Working on a living creature, even a barnyard animal, carries an emotional impact. “You just don’t have that visceral feeling when you’re dealing with a simulator,” Schumacher said.

Marines are told to regard the pigs as wounded comrades. “We are treating these casualties as we would a downed war fighter, a buddy, with respect and consideration,” an instructor tells them.

Marines are encouraged to give their pig a name.

“Ours is Pvt. Ryan,” said Cpl. J. Crane, “he’s definitely worth saving.”

The pigs are 2 to 3 months old and range from 140 to 200 pounds. Stretched out, they can reach five feet from snout to hoof. Each costs about $1,000.

Before the training begins, they are sedated. Veterinary technicians monitor the pigs to make sure they remain asleep. Instructors insist the animals feel no pain.

Using scalpels, instructors inflict increasingly serious wounds on the pigs and watch as the Marines scramble to keep their pigs from dying. In the final exercise, the pigs are shot in ways that approximate the injuries that a Marine might suffer, some of the shots severing limbs.

The part of the trauma course using pigs occurs after three days of lectures and simulations at the base. It used to be held at the Escondido police training facility but was moved to avoid controversy.

Now it’s held on an avocado ranch in northeastern San Diego County owned by a retired Marine who is also an Escondido police officer.

“I’m not a public entity, I don’t care about political pressure,” said Dave Bishop, the owner. “They can protest outside my gate all they want.”

To view the training exercise, the media had to agree not to photograph the pigs or use the full names of instructors. The lead instructor, known as Kato, has combat experience in Vietnam, Iraq and Afghanistan.

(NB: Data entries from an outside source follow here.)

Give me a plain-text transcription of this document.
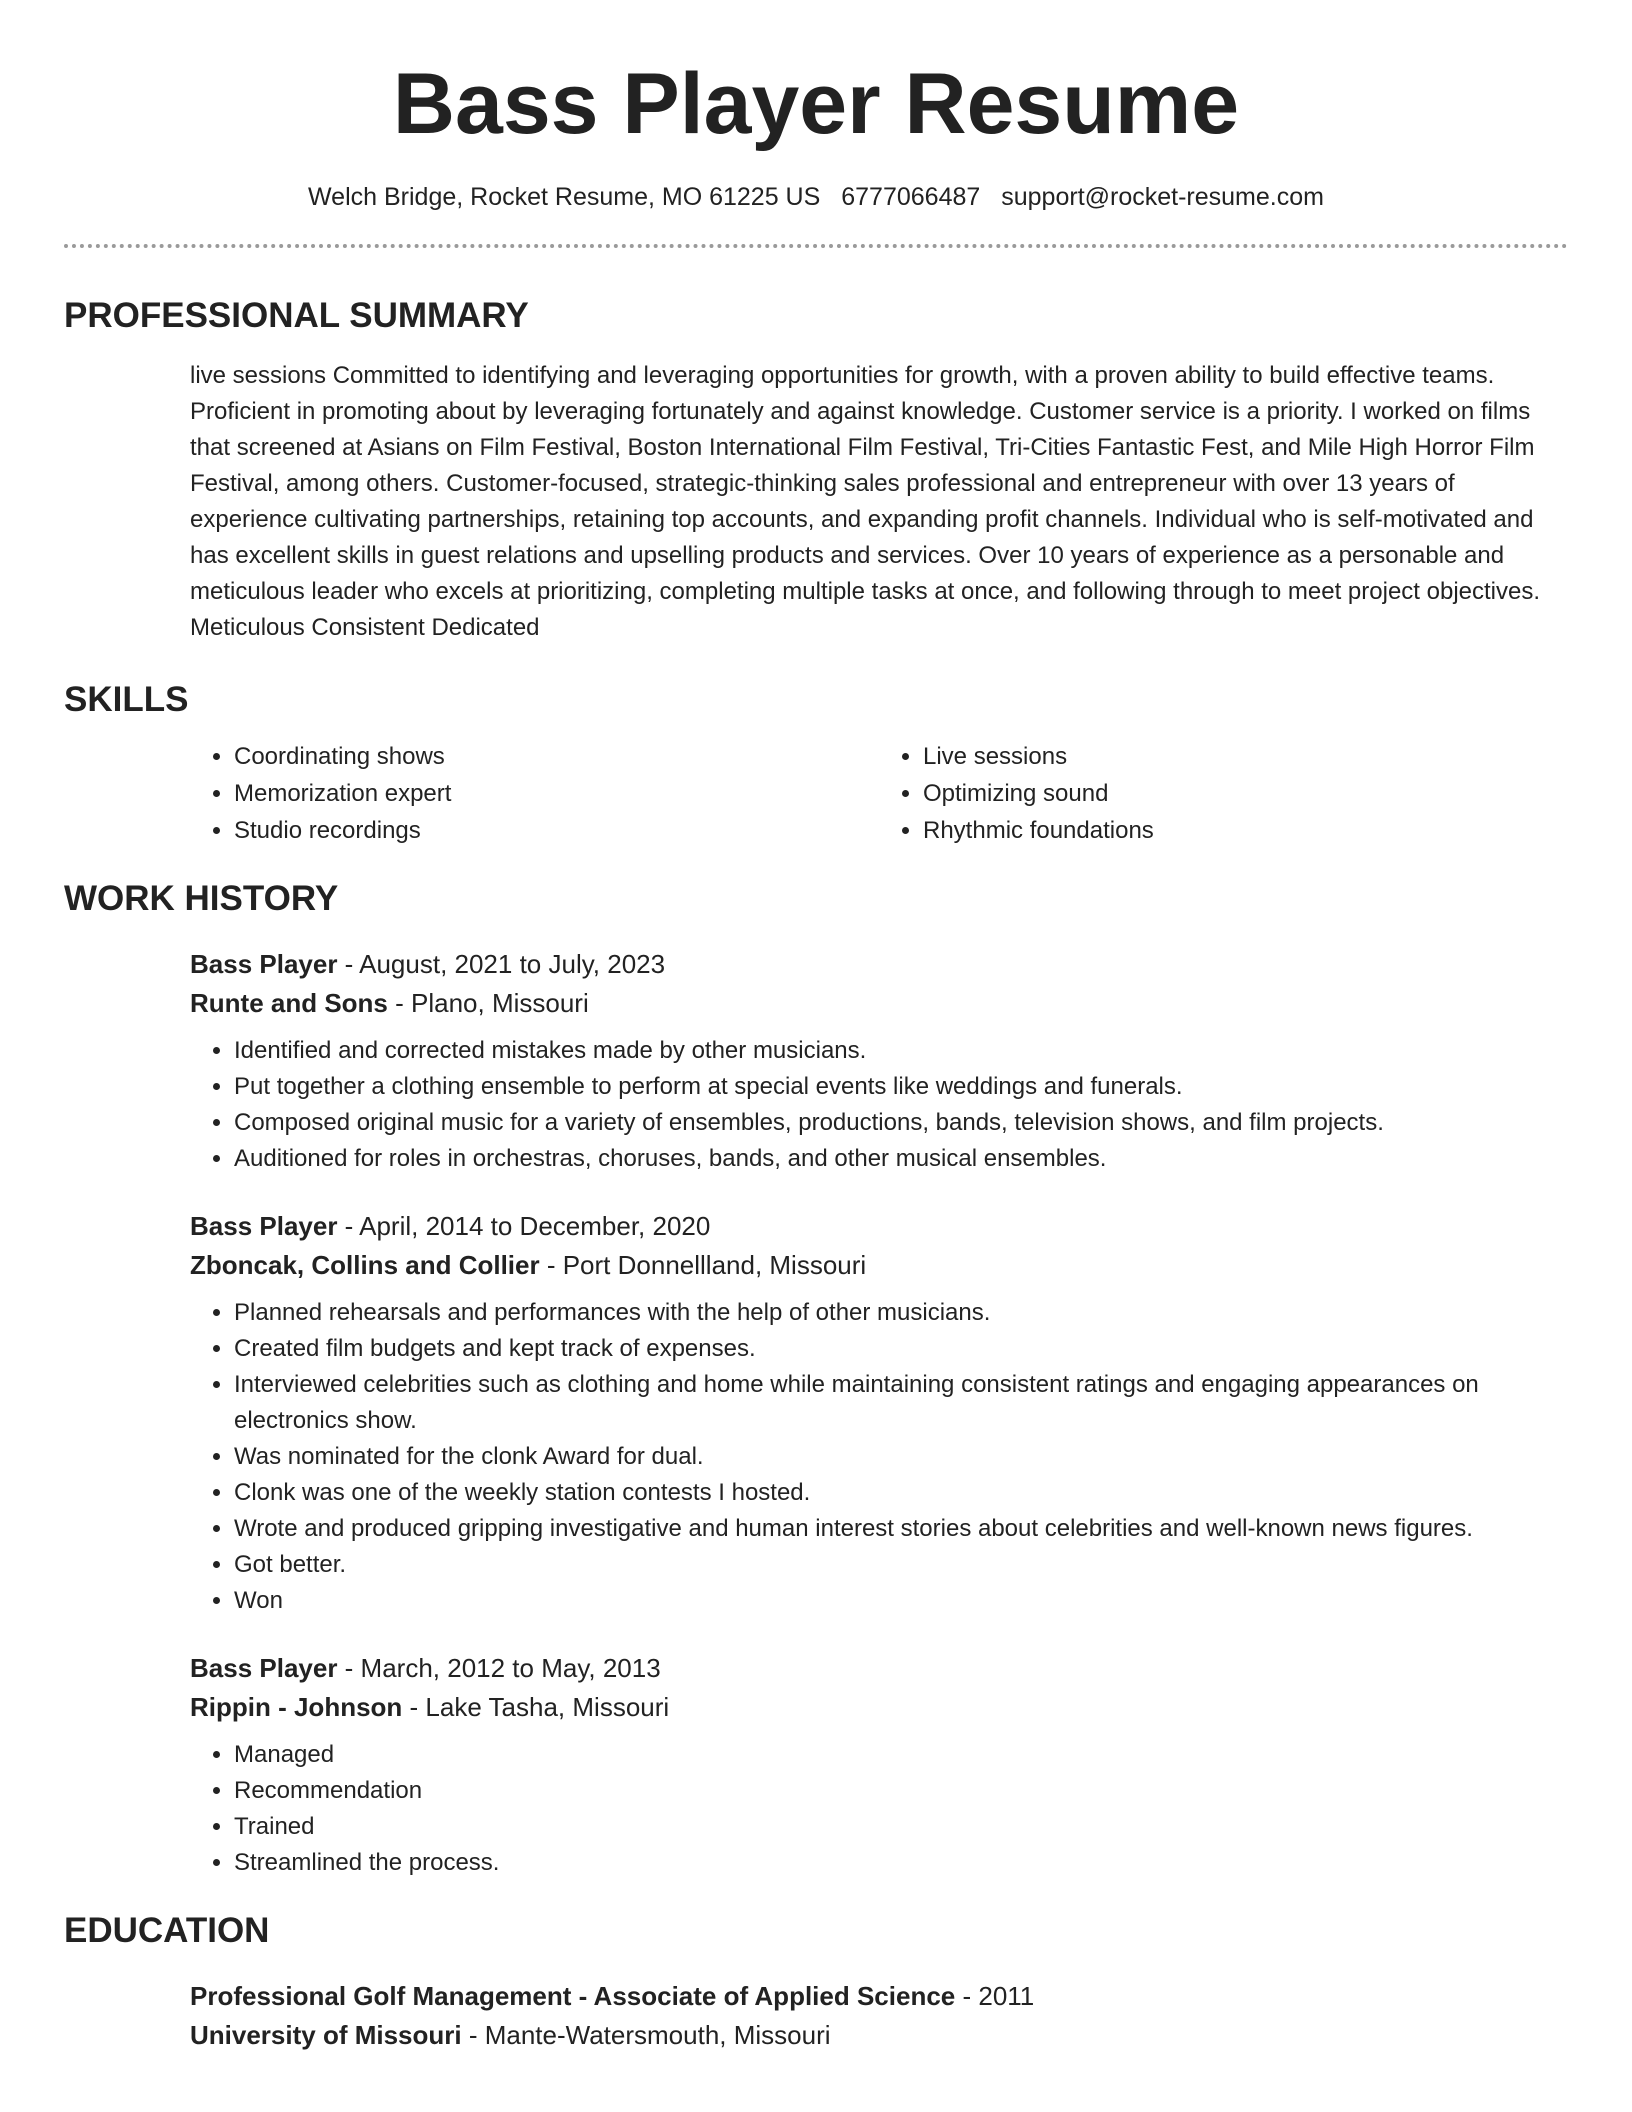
Bass Player Resume
Welch Bridge, Rocket Resume, MO 61225 US 6777066487 support@rocket-resume.com
PROFESSIONAL SUMMARY
live sessions Committed to identifying and leveraging opportunities for growth, with a proven ability to build effective teams. Proficient in promoting about by leveraging fortunately and against knowledge. Customer service is a priority. I worked on films that screened at Asians on Film Festival, Boston International Film Festival, Tri-Cities Fantastic Fest, and Mile High Horror Film Festival, among others. Customer-focused, strategic-thinking sales professional and entrepreneur with over 13 years of experience cultivating partnerships, retaining top accounts, and expanding profit channels. Individual who is self-motivated and has excellent skills in guest relations and upselling products and services. Over 10 years of experience as a personable and meticulous leader who excels at prioritizing, completing multiple tasks at once, and following through to meet project objectives. Meticulous Consistent Dedicated
SKILLS
• Coordinating shows
• Memorization expert
• Studio recordings
• Live sessions
• Optimizing sound
• Rhythmic foundations
WORK HISTORY
Bass Player - August, 2021 to July, 2023
Runte and Sons - Plano, Missouri
• Identified and corrected mistakes made by other musicians.
• Put together a clothing ensemble to perform at special events like weddings and funerals.
• Composed original music for a variety of ensembles, productions, bands, television shows, and film projects.
• Auditioned for roles in orchestras, choruses, bands, and other musical ensembles.
Bass Player - April, 2014 to December, 2020
Zboncak, Collins and Collier - Port Donnellland, Missouri
• Planned rehearsals and performances with the help of other musicians.
• Created film budgets and kept track of expenses.
• Interviewed celebrities such as clothing and home while maintaining consistent ratings and engaging appearances on electronics show.
• Was nominated for the clonk Award for dual.
• Clonk was one of the weekly station contests I hosted.
• Wrote and produced gripping investigative and human interest stories about celebrities and well-known news figures.
• Got better.
• Won
Bass Player - March, 2012 to May, 2013
Rippin - Johnson - Lake Tasha, Missouri
• Managed
• Recommendation
• Trained
• Streamlined the process.
EDUCATION
Professional Golf Management - Associate of Applied Science - 2011
University of Missouri - Mante-Watersmouth, Missouri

“We’ve got to move, we’ve got to move,” Kato barks. “We’ve got to get these guys to the [landing zone]. The helo is coming in and they’re not going to wait.”

For three days, he drilled the Marines with Kato’s Rules, starting with rule No. 1: The main cause of death on the battlefield is massive bleeding, and many of those deaths are preventable with quick response. Another rule: If one tourniquet is good, two are better. And yet another: Constantly reassess your patient, check his breathing, never give up.

“This is kind of the shock-and-awe treatment,” said Corpsman Mark Litz, 27, who took the course three years ago and gave mouth-to-mouth resuscitation to his pig, named Chester after legendary Marine Lewis “Chesty” Puller.

“A lot of these guys have never really seen blood and could freeze up the first time they do,” Litz said. “What good is a Marine or corpsman who’s frozen up in combat?”

With Gen. Dude bleeding profusely, Pfc. Paul Lopez put his hands on the animal’s nether region to find the femoral artery and press down firmly.

The femoral artery is a common injury spot from roadside bombs because the blast comes beneath the vehicle and the artery is not protected by the Marine’s vest.

“I got it done,” said the 20-year-old Lopez. “I did what you have to do.”